Hjfocs created this task.Apr 16 2018, 2:30 PM
Restricted Application added a subscriber: Aklapper. · View Herald TranscriptApr 16 2018, 2:30 PM
Lydia_Pintscher moved this task from incoming to monitoring on the Wikidata board.Apr 23 2018, 7:30 AM

Important updates:

  • all non-GET requests should be disallowed;
  • the same behavior should also apply to the following endpoints: /dataloader /namespace /tx /status

Task description edited accordingly.

Hjfocs updated the task description. (Show Details)Apr 26 2018, 11:04 AM

@Hjfocs I'm not convinced that adding project specific security features to the shared HTTPS proxy server is scalable or sustainable. It seems like it would be easier for you to introduce a security proxy within your project.

Thanks for the update, @bd808 . the NGINX directive seemed to me the easiest way.
Do you have any suggestions about alternative solutions?
For instance, would it be possible to setup a project-specific NGINX instance? I investigated that, but could not find any documentation.

For instance, would it be possible to setup a project-specific NGINX instance? I investigated that, but could not find any documentation.

@bd808, talking about available VPS puppet profiles/roles

Thanks for the update, @bd808 . the NGINX directive seemed to me the easiest way.

I agree that it is easiest for you, but for us it creates a tight coupling between your Cloud VPS project and our infrastructure. This tight coupling will complicate all future changes that we make to the proxy layer. Its very likely that at some point your assumption of upstream protection from the shared proxy would end up being broken accidentally.

For instance, would it be possible to setup a project-specific NGINX instance? I investigated that, but could not find any documentation.

@bd808, talking about available VPS puppet profiles/roles

There is a very full featured Puppet module for managing an nginx service, but there is not a convenient role or profile class that generically manages nginx for a project.

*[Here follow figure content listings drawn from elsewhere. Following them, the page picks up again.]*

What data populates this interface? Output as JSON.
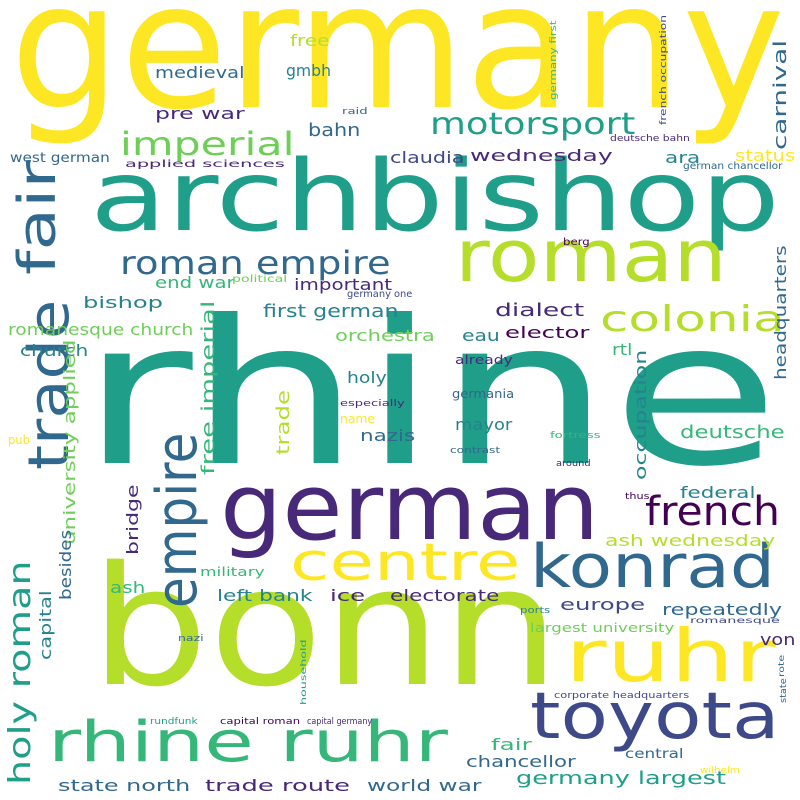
{
  "colors": {
    "yellow": "#fde725",
    "lime": "#b5de2b",
    "green": "#6ece58",
    "mint": "#35b779",
    "teal": "#1f9e89",
    "cyan": "#26828e",
    "blue": "#31688e",
    "indigo": "#3e4989",
    "violet": "#482878",
    "purple": "#440154"
  },
  "words": [
    {
      "text": "germany",
      "color": "yellow"
    },
    {
      "text": "rhine",
      "color": "teal"
    },
    {
      "text": "bonn",
      "color": "lime"
    },
    {
      "text": "archbishop",
      "color": "teal"
    },
    {
      "text": "german",
      "color": "violet"
    },
    {
      "text": "roman",
      "color": "lime"
    },
    {
      "text": "ruhr",
      "color": "yellow"
    },
    {
      "text": "toyota",
      "color": "indigo"
    },
    {
      "text": "konrad",
      "color": "blue"
    },
    {
      "text": "rhine ruhr",
      "color": "mint"
    },
    {
      "text": "fair",
      "color": "blue"
    },
    {
      "text": "trade",
      "color": "blue"
    },
    {
      "text": "empire",
      "color": "blue"
    },
    {
      "text": "centre",
      "color": "yellow"
    },
    {
      "text": "french",
      "color": "purple"
    },
    {
      "text": "colonia",
      "color": "lime"
    },
    {
      "text": "roman empire",
      "color": "blue"
    },
    {
      "text": "holy roman",
      "color": "teal"
    },
    {
      "text": "imperial",
      "color": "green"
    },
    {
      "text": "motorsport",
      "color": "teal"
    },
    {
      "text": "free",
      "color": "lime"
    },
    {
      "text": "medieval",
      "color": "blue"
    },
    {
      "text": "gmbh",
      "color": "cyan"
    },
    {
      "text": "pre war",
      "color": "violet"
    },
    {
      "text": "bahn",
      "color": "blue"
    },
    {
      "text": "claudia",
      "color": "indigo"
    },
    {
      "text": "wednesday",
      "color": "violet"
    },
    {
      "text": "carnival",
      "color": "blue"
    },
    {
      "text": "status",
      "color": "yellow"
    },
    {
      "text": "ara",
      "color": "cyan"
    },
    {
      "text": "west german",
      "color": "blue"
    },
    {
      "text": "applied sciences",
      "color": "violet"
    },
    {
      "text": "raid",
      "color": "blue"
    },
    {
      "text": "germany first",
      "color": "mint"
    },
    {
      "text": "french occupation",
      "color": "indigo"
    },
    {
      "text": "deutsche bahn",
      "color": "violet"
    },
    {
      "text": "german chancellor",
      "color": "blue"
    },
    {
      "text": "berg",
      "color": "purple"
    },
    {
      "text": "end war",
      "color": "mint"
    },
    {
      "text": "bishop",
      "color": "cyan"
    },
    {
      "text": "political",
      "color": "green"
    },
    {
      "text": "important",
      "color": "violet"
    },
    {
      "text": "germany one",
      "color": "indigo"
    },
    {
      "text": "first german",
      "color": "cyan"
    },
    {
      "text": "dialect",
      "color": "violet"
    },
    {
      "text": "romanesque church",
      "color": "green"
    },
    {
      "text": "orchestra",
      "color": "green"
    },
    {
      "text": "eau",
      "color": "cyan"
    },
    {
      "text": "elector",
      "color": "purple"
    },
    {
      "text": "church",
      "color": "cyan"
    },
    {
      "text": "rtl",
      "color": "mint"
    },
    {
      "text": "headquarters",
      "color": "blue"
    },
    {
      "text": "already",
      "color": "violet"
    },
    {
      "text": "holy",
      "color": "cyan"
    },
    {
      "text": "germania",
      "color": "blue"
    },
    {
      "text": "especially",
      "color": "violet"
    },
    {
      "text": "name",
      "color": "yellow"
    },
    {
      "text": "mayor",
      "color": "cyan"
    },
    {
      "text": "nazis",
      "color": "blue"
    },
    {
      "text": "deutsche",
      "color": "mint"
    },
    {
      "text": "fortress",
      "color": "mint"
    },
    {
      "text": "contrast",
      "color": "blue"
    },
    {
      "text": "around",
      "color": "violet"
    },
    {
      "text": "pub",
      "color": "yellow"
    },
    {
      "text": "university applied",
      "color": "green"
    },
    {
      "text": "free imperial",
      "color": "mint"
    },
    {
      "text": "trade",
      "color": "lime"
    },
    {
      "text": "occupation",
      "color": "cyan"
    },
    {
      "text": "federal",
      "color": "cyan"
    },
    {
      "text": "thus",
      "color": "purple"
    },
    {
      "text": "bridge",
      "color": "violet"
    },
    {
      "text": "besides",
      "color": "blue"
    },
    {
      "text": "ash wednesday",
      "color": "lime"
    },
    {
      "text": "military",
      "color": "mint"
    },
    {
      "text": "capital",
      "color": "cyan"
    },
    {
      "text": "ash",
      "color": "mint"
    },
    {
      "text": "left bank",
      "color": "cyan"
    },
    {
      "text": "ice",
      "color": "violet"
    },
    {
      "text": "electorate",
      "color": "violet"
    },
    {
      "text": "europe",
      "color": "indigo"
    },
    {
      "text": "repeatedly",
      "color": "blue"
    },
    {
      "text": "von",
      "color": "violet"
    },
    {
      "text": "ports",
      "color": "cyan"
    },
    {
      "text": "romanesque",
      "color": "indigo"
    },
    {
      "text": "largest university",
      "color": "green"
    },
    {
      "text": "nazi",
      "color": "blue"
    },
    {
      "text": "household",
      "color": "teal"
    },
    {
      "text": "rote",
      "color": "blue"
    },
    {
      "text": "corporate headquarters",
      "color": "indigo"
    },
    {
      "text": "state",
      "color": "blue"
    },
    {
      "text": "rundfunk",
      "color": "teal"
    },
    {
      "text": "capital roman",
      "color": "purple"
    },
    {
      "text": "capital germany",
      "color": "violet"
    },
    {
      "text": "fair",
      "color": "mint"
    },
    {
      "text": "chancellor",
      "color": "blue"
    },
    {
      "text": "central",
      "color": "blue"
    },
    {
      "text": "wilhelm",
      "color": "yellow"
    },
    {
      "text": "state north",
      "color": "blue"
    },
    {
      "text": "trade route",
      "color": "violet"
    },
    {
      "text": "world war",
      "color": "blue"
    },
    {
      "text": "germany largest",
      "color": "teal"
    }
  ]
}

The reason for this is fundamentally that a custom file or template is needed to configure the nginx server. The base nginx class sets up Puppet rules to ensure that only Puppet managed vhost configurations are enabled. This is a great practice for our production servers, but it makes things a bit more complicated for Cloud VPS projects.

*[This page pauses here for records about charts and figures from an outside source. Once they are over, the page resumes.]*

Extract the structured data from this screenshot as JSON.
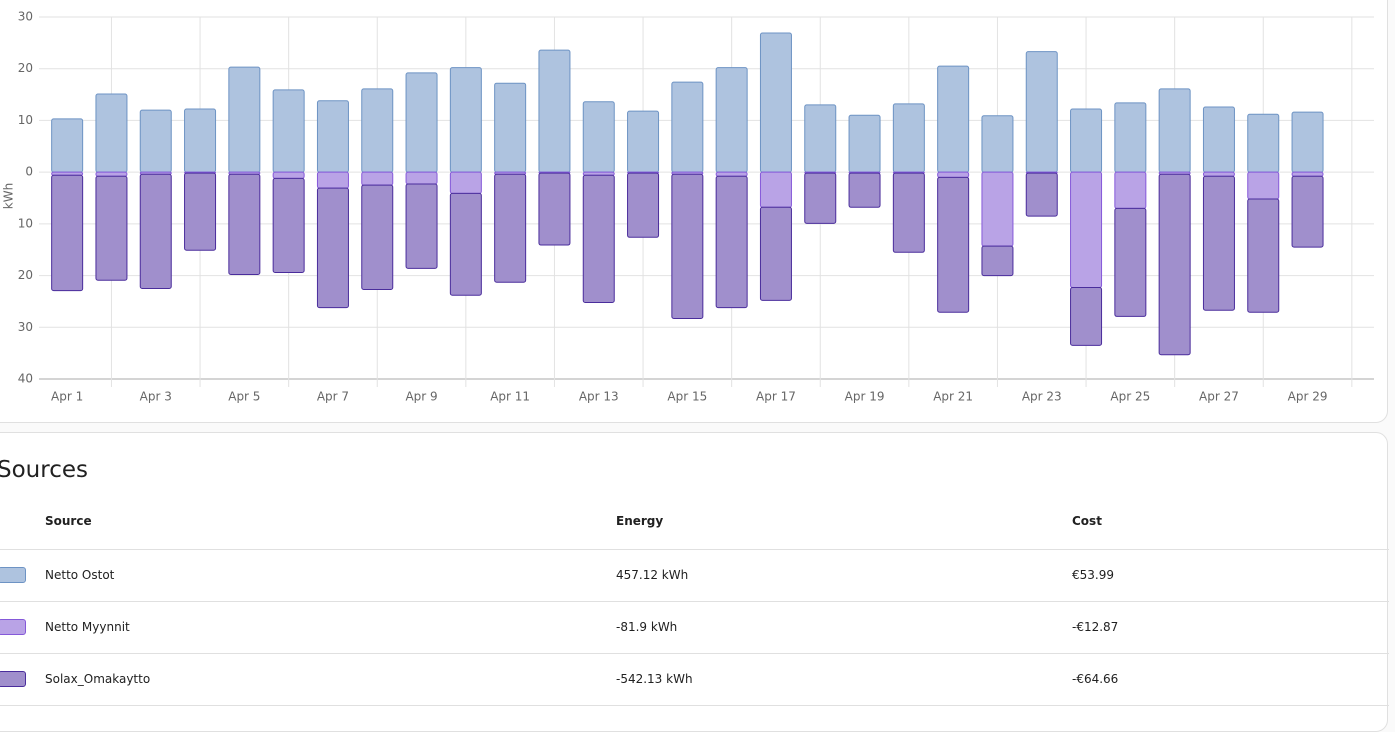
{
  "chart_data": {
    "type": "bar",
    "stacked": true,
    "y_label": "kWh",
    "categories": [
      "Apr 1",
      null,
      "Apr 3",
      null,
      "Apr 5",
      null,
      "Apr 7",
      null,
      "Apr 9",
      null,
      "Apr 11",
      null,
      "Apr 13",
      null,
      "Apr 15",
      null,
      "Apr 17",
      null,
      "Apr 19",
      null,
      "Apr 21",
      null,
      "Apr 23",
      null,
      "Apr 25",
      null,
      "Apr 27",
      null,
      "Apr 29",
      null
    ],
    "series": [
      {
        "name": "Netto Ostot",
        "color": "#aec3df",
        "border": "#6d93c4",
        "values": [
          10.3,
          15.1,
          12.0,
          12.2,
          20.3,
          15.9,
          13.8,
          16.1,
          19.2,
          20.2,
          17.2,
          23.6,
          13.6,
          11.8,
          17.4,
          20.2,
          26.9,
          13.0,
          11.0,
          13.2,
          20.5,
          10.9,
          23.3,
          12.2,
          13.4,
          16.1,
          12.6,
          11.2,
          11.6,
          null
        ]
      },
      {
        "name": "Netto Myynnit",
        "color": "#b9a3e6",
        "border": "#8559d9",
        "values": [
          -0.6,
          -0.8,
          -0.4,
          -0.2,
          -0.4,
          -1.2,
          -3.1,
          -2.5,
          -2.3,
          -4.1,
          -0.4,
          -0.2,
          -0.6,
          -0.2,
          -0.4,
          -0.8,
          -6.8,
          -0.2,
          -0.2,
          -0.2,
          -1.0,
          -14.3,
          -0.2,
          -22.3,
          -7.0,
          -0.4,
          -0.8,
          -5.2,
          -0.8,
          null
        ]
      },
      {
        "name": "Solax_Omakaytto",
        "color": "#a08fcc",
        "border": "#4a2d9c",
        "values": [
          -22.3,
          -20.1,
          -22.1,
          -14.9,
          -19.4,
          -18.2,
          -23.1,
          -20.2,
          -16.3,
          -19.7,
          -20.9,
          -13.9,
          -24.6,
          -12.4,
          -27.9,
          -25.4,
          -18.0,
          -9.7,
          -6.6,
          -15.3,
          -26.1,
          -5.7,
          -8.3,
          -11.2,
          -20.9,
          -34.9,
          -25.9,
          -21.9,
          -13.7,
          null
        ]
      }
    ],
    "ylim": [
      -40,
      30
    ],
    "yticks": [
      {
        "value": -40,
        "label": "40"
      },
      {
        "value": -30,
        "label": "30"
      },
      {
        "value": -20,
        "label": "20"
      },
      {
        "value": -10,
        "label": "10"
      },
      0,
      10,
      20,
      30
    ],
    "grid": true
  },
  "sources": {
    "title": "Sources",
    "columns": [
      "Source",
      "Energy",
      "Cost"
    ],
    "rows": [
      [
        "Netto Ostot",
        "457.12 kWh",
        "€53.99"
      ],
      [
        "Netto Myynnit",
        "-81.9 kWh",
        "-€12.87"
      ],
      [
        "Solax_Omakaytto",
        "-542.13 kWh",
        "-€64.66"
      ]
    ]
  }
}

To use the ::nginx module in a Cloud VPS project you would need to write a custom role class and either get it merged into the main operations/puppet.git repo or setup a project local Puppetmaster and add the class there. The "easy" thing to do is sudo apt-get install nginx and then edit the configuration files, but Puppet automation can be nicer in the long term.

To use the ::nginx module in a Cloud VPS project you would need to write a custom role class and either get it merged into the main operations/puppet.git repo or setup a project local Puppetmaster and add the class there. The "easy" thing to do is sudo apt-get install nginx and then edit the configuration files, but Puppet automation can be nicer in the long term.

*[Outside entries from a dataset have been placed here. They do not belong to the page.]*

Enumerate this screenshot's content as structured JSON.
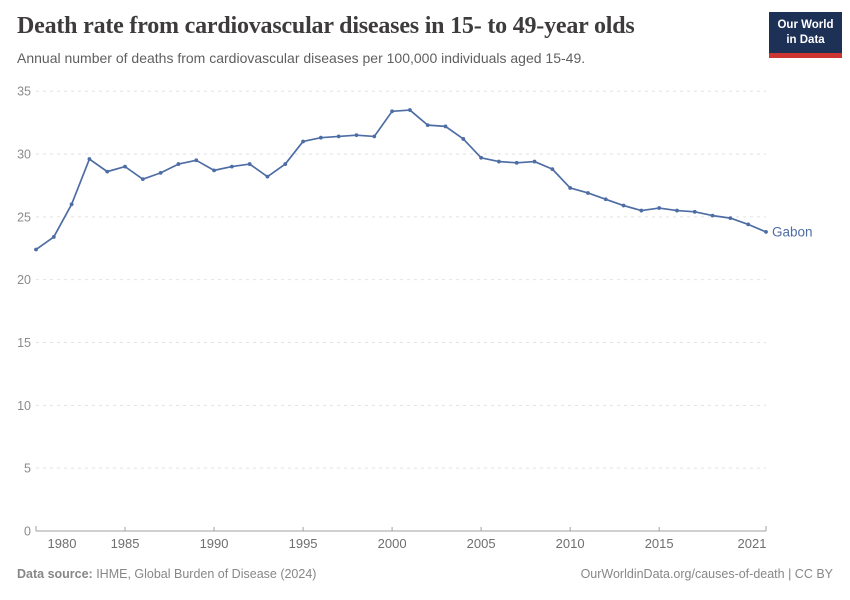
{
  "header": {
    "title": "Death rate from cardiovascular diseases in 15- to 49-year olds",
    "subtitle": "Annual number of deaths from cardiovascular diseases per 100,000 individuals aged 15-49."
  },
  "logo": {
    "line1": "Our World",
    "line2": "in Data"
  },
  "chart_data": {
    "type": "line",
    "title": "Death rate from cardiovascular diseases in 15- to 49-year olds",
    "x": [
      1980,
      1981,
      1982,
      1983,
      1984,
      1985,
      1986,
      1987,
      1988,
      1989,
      1990,
      1991,
      1992,
      1993,
      1994,
      1995,
      1996,
      1997,
      1998,
      1999,
      2000,
      2001,
      2002,
      2003,
      2004,
      2005,
      2006,
      2007,
      2008,
      2009,
      2010,
      2011,
      2012,
      2013,
      2014,
      2015,
      2016,
      2017,
      2018,
      2019,
      2020,
      2021
    ],
    "series": [
      {
        "name": "Gabon",
        "color": "#4e6da5",
        "values": [
          22.4,
          23.4,
          26.0,
          29.6,
          28.6,
          29.0,
          28.0,
          28.5,
          29.2,
          29.5,
          28.7,
          29.0,
          29.2,
          28.2,
          29.2,
          31.0,
          31.3,
          31.4,
          31.5,
          31.4,
          33.4,
          33.5,
          32.3,
          32.2,
          31.2,
          29.7,
          29.4,
          29.3,
          29.4,
          28.8,
          27.3,
          26.9,
          26.4,
          25.9,
          25.5,
          25.7,
          25.5,
          25.4,
          25.1,
          24.9,
          24.4,
          23.8
        ]
      }
    ],
    "xlabel": "",
    "ylabel": "",
    "ylim": [
      0,
      35
    ],
    "yticks": [
      0,
      5,
      10,
      15,
      20,
      25,
      30,
      35
    ],
    "xticks": [
      1980,
      1985,
      1990,
      1995,
      2000,
      2005,
      2010,
      2015,
      2021
    ],
    "grid": "horizontal-dashed",
    "legend_position": "end-of-line-label",
    "colors": {
      "gridline": "#e2e2e2",
      "axis": "#a1a1a1",
      "y_tick_label": "#8b8b8b",
      "x_tick_label": "#6f6f6f"
    }
  },
  "footer": {
    "source_label": "Data source:",
    "source_value": " IHME, Global Burden of Disease (2024)",
    "link": "OurWorldinData.org/causes-of-death | CC BY"
  }
}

@bd808 , I'm trying the "easy" thing, but I don't know which IP the server directive should listen to here.
If you curl -v https://pst.wmflabs.org/v2, the IP is 208.80.155.156.
However, listen 208.80.155.156:443; raises error code 99 in the nginx log:

bind() to 208.80.155.156:443 failed (99: Cannot assign requested address)

Would you be so kind to give me a hint?

And sorry if the question sounds silly, I'm no sysadmin :-)

And sorry if the question sounds silly, I'm no sysadmin :-)

It's never silly to ask questions. :)

The IP that you see via curl belongs to the virtual machine in the project-proxy Cloud VPS project where the proxy server is currently deployed. This IP is from our public pool, meaning that it is reachable from the general internet. Your virtual machine instance does not have a public IP. It instead has a private (10.x.x.x) address that is allocated dynamically when the instance is first provisioned.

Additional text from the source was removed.